The board in a statement said the CEO was shown the door to pave the way for fresh blood to steer the business.
“I reported to work as usual and was told to leave by the chairman of the board,” Mr Mwarania said in an interview moments after his departure was announced by the Kenya Re through the Nairobi Securities Exchange (NSE).
“I am shocked. I have not been formally served with a termination letter or told why I have been asked to leave.”
Mr Kemei, through the early morning NSE notice, stated that the reinsurer had “separated” with Mr Mwarania, without offering more details for this unexpected sacking.
He also announced that Michael Mbeshi, the reinsurer’s property management general manager, has been appointed as the acting boss with immediate effect.

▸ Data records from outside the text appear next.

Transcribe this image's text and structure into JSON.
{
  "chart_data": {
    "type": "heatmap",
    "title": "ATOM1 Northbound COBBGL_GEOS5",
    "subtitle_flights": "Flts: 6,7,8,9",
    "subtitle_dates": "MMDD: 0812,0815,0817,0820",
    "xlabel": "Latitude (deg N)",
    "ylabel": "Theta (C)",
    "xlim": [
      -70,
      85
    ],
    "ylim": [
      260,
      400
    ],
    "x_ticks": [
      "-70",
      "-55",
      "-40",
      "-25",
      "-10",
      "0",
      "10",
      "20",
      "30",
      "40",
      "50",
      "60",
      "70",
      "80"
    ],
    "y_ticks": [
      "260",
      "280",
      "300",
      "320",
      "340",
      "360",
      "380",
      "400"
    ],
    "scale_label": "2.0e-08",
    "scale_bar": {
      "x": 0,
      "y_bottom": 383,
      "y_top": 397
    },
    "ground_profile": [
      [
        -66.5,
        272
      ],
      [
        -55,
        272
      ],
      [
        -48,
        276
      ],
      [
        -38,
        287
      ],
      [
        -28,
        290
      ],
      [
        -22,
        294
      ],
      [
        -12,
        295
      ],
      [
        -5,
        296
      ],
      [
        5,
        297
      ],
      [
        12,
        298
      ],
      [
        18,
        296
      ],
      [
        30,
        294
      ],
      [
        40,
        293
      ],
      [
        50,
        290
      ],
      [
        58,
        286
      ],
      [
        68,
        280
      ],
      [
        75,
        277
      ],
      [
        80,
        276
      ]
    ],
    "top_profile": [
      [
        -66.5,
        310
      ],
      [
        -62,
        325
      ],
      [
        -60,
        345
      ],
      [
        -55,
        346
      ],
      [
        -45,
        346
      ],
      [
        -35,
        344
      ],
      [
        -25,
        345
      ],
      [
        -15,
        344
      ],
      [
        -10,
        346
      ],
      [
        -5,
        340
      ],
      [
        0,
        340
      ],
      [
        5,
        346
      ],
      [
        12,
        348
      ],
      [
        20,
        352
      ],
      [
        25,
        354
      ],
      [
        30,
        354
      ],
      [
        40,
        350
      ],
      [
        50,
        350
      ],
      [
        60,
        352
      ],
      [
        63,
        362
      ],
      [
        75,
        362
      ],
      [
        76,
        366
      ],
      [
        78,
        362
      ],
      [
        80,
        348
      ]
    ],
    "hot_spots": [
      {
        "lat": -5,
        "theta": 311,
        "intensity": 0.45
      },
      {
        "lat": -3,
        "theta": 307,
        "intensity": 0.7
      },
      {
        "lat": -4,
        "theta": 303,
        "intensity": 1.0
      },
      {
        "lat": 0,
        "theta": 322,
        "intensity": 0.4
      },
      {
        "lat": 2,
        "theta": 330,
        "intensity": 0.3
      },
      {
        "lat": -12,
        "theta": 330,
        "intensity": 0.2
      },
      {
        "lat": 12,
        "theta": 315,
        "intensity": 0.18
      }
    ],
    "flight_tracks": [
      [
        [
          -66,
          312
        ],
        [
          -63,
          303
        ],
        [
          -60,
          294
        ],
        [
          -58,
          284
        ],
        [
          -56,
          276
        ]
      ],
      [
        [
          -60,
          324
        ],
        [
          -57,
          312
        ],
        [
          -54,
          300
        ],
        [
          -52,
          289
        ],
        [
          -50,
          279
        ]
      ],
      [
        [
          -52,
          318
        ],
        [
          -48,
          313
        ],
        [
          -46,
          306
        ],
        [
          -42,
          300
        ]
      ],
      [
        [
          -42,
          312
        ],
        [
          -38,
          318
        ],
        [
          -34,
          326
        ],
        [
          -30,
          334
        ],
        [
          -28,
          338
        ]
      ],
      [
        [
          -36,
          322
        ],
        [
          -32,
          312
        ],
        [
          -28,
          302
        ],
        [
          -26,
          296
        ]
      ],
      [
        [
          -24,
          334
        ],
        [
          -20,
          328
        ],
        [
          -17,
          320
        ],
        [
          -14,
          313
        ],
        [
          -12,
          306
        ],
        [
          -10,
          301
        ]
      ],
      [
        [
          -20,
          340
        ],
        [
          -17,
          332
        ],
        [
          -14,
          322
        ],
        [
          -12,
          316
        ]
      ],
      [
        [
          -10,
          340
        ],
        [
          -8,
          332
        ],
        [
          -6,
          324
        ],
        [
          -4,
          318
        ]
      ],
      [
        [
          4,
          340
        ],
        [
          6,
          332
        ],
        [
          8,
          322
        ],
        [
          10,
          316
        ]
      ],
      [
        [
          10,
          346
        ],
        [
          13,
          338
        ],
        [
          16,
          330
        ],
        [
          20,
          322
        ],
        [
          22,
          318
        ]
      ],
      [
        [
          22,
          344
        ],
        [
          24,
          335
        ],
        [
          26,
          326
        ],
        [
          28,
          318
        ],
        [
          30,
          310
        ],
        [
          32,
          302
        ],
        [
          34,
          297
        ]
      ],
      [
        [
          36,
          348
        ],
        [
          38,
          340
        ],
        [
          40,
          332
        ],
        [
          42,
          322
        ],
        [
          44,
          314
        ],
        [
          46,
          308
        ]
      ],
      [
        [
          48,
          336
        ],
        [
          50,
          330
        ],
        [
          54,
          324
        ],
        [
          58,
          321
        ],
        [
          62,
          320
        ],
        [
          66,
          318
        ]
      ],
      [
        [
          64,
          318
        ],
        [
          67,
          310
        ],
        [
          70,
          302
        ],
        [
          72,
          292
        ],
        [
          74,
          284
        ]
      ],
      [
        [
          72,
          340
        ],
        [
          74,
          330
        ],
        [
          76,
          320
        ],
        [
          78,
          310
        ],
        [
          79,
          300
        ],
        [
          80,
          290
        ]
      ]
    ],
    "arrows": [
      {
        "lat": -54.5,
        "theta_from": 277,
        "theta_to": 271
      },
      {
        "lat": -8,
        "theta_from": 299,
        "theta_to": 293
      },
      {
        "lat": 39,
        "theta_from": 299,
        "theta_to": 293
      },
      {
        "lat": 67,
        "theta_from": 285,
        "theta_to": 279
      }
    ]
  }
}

A press statement issued later in the day offered more explanation, noting that the change of guard would help “steer the corporation toward achieving its objectives” as set out in Kenya Re’s 2018 – 2020 strategic plan.
“The board reached its decision following a review of the corporation’s five-year strategic plan and milestones it is looking to achieve and in that view made the decision that Mr Mwarania had served his purpose,” said Mr Kemei.
The reinsurer offers covers to over 150 firms across the region. In the six months to June 2017, it reported a net profit of Sh1.6 billion compared to Sh1.56 billion the previous year.
The firm, which is yet to announce its full-year earnings, attributed the marginal growth in profitability to stiff competition in the sector and undercutting in the reinsurance market.